9 thoughts on “What I Want to Hear from a Presidential Candidate

    • Eric, That’s what you hear in the rest of America. The part that doesn’t include the USA. Although the Canadians (they have spoken) would say it differently, especially those in Quebec.
      Would it be possible to get Bernie to endorse the NSP plan? I don’t hear any differences from him about it.
      I thought this election would be like Hoover vs. FDR. Now it’s looking more like Truman vs. Henry Wallace. I keep lowering my expectations about America but it sinks faster than my expectations. Trying to hit a moving target. I’m horribly bad at darts. Even with a stationary dart board.

  1. Thank you, Cat Davis, for laying it all out for us. I want all that you cite here – and more!
    I want a president and a Congress who are united and not beholden to and taking blood
    money from PACs and other paid special interest lobbyists. We constitute the voice of the people who elected these ‘representatives.’ They serve at OUR pleasure. We will be heard. Our words will not be stifled or misquoted or reduced by meaningless media sound bites. We need to end term limits for all government entities at the state, local, government levels. We need to have 100% publicly financed elections. We need to end our entrenched hegemony in other countries. We need to stop sending our tax dollars to countries governed by sadistic dictators.
    Most of all: we need to prevent another Bush, Clinton dynasty from occupying the White House and continuing previous and current war crimes, lying, control of our foreign policy and, closer to home, an immediate end to allowing our nation to become a police state where innocent civilians are tased, clubbed, murdered, denied any semblance of civil and human rights by hostile, racist,
    often psychotic police personnel.

  2. Lennon’s “Dreamer” comes to mind. I think the first step has to be publicly funded elections because, as it is, money is buying elections. We can have informative sessions but, if no one comes it hardly matters. It is good to know that there are others who think love has enough power to change the world. I myself have tried to be more giving for several years, but fear, as you say, doesn’t help good intentions. Thank you so much for the piece.
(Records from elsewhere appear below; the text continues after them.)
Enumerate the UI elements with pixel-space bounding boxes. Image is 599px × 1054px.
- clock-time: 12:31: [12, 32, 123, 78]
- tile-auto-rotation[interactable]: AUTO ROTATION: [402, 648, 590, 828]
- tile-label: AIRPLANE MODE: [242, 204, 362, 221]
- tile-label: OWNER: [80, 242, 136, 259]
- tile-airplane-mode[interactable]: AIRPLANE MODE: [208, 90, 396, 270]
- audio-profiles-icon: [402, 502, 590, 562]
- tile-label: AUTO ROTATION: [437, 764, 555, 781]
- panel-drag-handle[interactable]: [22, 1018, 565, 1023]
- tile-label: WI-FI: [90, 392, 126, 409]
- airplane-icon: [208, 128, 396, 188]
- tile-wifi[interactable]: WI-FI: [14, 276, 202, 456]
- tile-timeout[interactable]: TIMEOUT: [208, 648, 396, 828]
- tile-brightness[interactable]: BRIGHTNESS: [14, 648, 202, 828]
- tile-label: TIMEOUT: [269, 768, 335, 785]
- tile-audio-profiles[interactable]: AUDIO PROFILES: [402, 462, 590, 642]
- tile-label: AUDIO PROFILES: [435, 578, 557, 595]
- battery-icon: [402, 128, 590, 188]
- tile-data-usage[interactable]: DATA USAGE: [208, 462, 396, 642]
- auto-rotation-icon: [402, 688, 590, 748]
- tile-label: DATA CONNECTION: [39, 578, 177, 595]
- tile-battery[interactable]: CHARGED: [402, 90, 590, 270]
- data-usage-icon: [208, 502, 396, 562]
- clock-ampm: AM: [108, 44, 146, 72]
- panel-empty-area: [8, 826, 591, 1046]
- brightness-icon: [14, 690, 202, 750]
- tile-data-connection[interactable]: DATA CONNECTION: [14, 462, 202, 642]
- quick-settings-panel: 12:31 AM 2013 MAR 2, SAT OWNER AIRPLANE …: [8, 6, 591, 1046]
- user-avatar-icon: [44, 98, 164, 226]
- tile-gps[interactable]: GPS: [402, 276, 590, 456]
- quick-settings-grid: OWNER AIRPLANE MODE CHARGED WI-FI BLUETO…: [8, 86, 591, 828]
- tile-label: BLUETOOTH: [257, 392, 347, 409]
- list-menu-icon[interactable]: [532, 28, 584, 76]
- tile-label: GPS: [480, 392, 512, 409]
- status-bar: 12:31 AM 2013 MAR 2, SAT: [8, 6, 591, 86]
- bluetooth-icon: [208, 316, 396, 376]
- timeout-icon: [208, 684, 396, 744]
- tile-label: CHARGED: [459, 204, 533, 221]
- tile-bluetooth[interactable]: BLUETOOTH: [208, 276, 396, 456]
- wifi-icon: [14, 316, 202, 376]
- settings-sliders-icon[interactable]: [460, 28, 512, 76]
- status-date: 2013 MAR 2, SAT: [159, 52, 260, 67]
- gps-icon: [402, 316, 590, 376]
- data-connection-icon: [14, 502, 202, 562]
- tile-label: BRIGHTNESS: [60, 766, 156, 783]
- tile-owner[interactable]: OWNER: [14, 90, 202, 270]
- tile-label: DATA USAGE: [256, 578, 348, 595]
    • I don’t see any evidence that love trumps (bad choice of word) money and power but I will keep my senses looking for evidence that it does.

  3. Great piece, Cat!!
    Today, however, it is difficult to find bright spots and therefore hard to not feel overwhelmed. It is important to remember to put one foot in front of the other, in fact, to run and never grow weary. It will take that kind of energy and it will take great leadership to find our way out of the mess our greed has gotten us into.
    We must demand that truth be told wherever we are and to demand justice for everyone.
    Thanks Cat.

  4. Dear Cat,
    Thank you from the bottom of my heart straight to YOUR heart.
    IMO the candidate you seek is right before our eyes: Senator Bernie Sanders
    I believe he will endorse each and every one of your words.
    Why not send this prayer to his campaign?
    If you wish, I will copy and send to some folks I know who currently are on his staff.
    Marjorie Trifon
    diamondmarge7@gmail.com
    PS Please say hello to Michael for me.